First, you need to create a segment of disengaged customers.
Then, study the segment and understand if there is anything in particular that is holding them back.
A simple personalized email that reminds customers of the product’s value, points to self-help resources and encourages them to contact customer success if additional help is needed, can go a long way in winning customers back.
Drive account expansion with contextual prompts
Use product usage analytics data to develop personalized in-app strategies to improve conversion.
For example, if a trial customer has clicked your purchase button but didn’t upgrade, you can prompt a modal to offer them discounts and limited deals.

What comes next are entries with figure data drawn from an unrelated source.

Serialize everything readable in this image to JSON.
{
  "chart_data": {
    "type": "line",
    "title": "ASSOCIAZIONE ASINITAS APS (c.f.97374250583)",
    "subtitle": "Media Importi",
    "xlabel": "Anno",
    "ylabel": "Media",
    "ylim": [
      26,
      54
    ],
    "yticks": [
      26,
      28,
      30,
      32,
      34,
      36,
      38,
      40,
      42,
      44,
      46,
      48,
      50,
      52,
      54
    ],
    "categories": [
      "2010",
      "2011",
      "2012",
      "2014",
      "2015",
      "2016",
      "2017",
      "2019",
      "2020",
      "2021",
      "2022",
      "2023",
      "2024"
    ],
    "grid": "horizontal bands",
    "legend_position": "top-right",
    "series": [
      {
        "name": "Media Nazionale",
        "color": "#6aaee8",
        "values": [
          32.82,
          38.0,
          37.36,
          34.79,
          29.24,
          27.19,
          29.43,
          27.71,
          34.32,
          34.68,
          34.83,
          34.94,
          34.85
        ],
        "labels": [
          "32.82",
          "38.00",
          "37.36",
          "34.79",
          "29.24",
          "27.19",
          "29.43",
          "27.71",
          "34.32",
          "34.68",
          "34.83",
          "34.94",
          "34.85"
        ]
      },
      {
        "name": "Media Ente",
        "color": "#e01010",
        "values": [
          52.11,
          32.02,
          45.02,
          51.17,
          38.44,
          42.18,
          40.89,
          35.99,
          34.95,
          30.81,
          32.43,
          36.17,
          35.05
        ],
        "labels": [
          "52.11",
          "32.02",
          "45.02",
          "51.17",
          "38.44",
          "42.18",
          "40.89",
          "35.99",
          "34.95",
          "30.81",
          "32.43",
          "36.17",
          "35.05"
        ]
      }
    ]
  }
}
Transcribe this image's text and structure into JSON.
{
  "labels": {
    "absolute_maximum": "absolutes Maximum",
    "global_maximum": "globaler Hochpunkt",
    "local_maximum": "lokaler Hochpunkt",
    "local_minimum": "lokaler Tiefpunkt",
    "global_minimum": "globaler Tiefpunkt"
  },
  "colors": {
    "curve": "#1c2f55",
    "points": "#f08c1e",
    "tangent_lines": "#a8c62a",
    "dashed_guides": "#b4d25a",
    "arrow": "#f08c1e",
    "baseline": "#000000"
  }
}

This will create a sense of urgency and convince them to take the deal.
Collect targeted feedback and build better products
Product usage data makes it easier for you to evaluate the customer relationships with your product and provides the opportunity to get targeted feedback from your most loyal users.
Loyal customers who know the ins and outs of your product really well are more likely to send highly-detailed and honest answers that can help you to improve your product.
Once you’ve segmented your loyal customers, trigger a modal to invite them to one-on-one interviews and surveys.
Just don’t take them for granted and make sure you offer them some incentive like a gift card or access to beta features.
Best tools on the market for tracking product usage data
Now that you’re familiar with the process for getting product usage data, and how to use this data, you’ll need specialized software to assist you.
Here are our recommended tools for tracking product usage data:
Userpilot
Userpilot is a product growth platform that enables you to track user behavior on a deep level and create different customer segments for product usage.
Here’s what you can do with Userpilot:
- Create advanced user segments based on product usage and in-app behavior
- Tag features and track the usage
- Set up in-app goals and track their completion
- Create personalized user experience flows with different UI patterns
And the best part is, you can do all of this completely code-free and with minimal setup effort.
Pricing packages start at $249/mo. It offers a 14-day free trial so you can actually test it before making a decision.
Hotjar
Hotjar is a behavioral analytics platform best known for its heat maps and session recordings.
Heatmaps analyze and record customers’ behavior on a selected URL—mouse movements, hovers, taps, scrolls, etc.
After that, Hotjar displays a snapshot of the URL in different colors. A page’s most-interacted areas are highlighted in red and orange. The blue color indicates areas with little user interaction.
Session recordings enable you to spy on how your customers interact with the product in real-time. You can then replay sessions to examine customer behavior and locate friction points.
Conclusion
There’s a wealth of knowledge you can unlock for your business if you know how to make use of product usage data.
This data has relevance for several teams, including the marketing team, product development team, design team, data engineers, and dev team.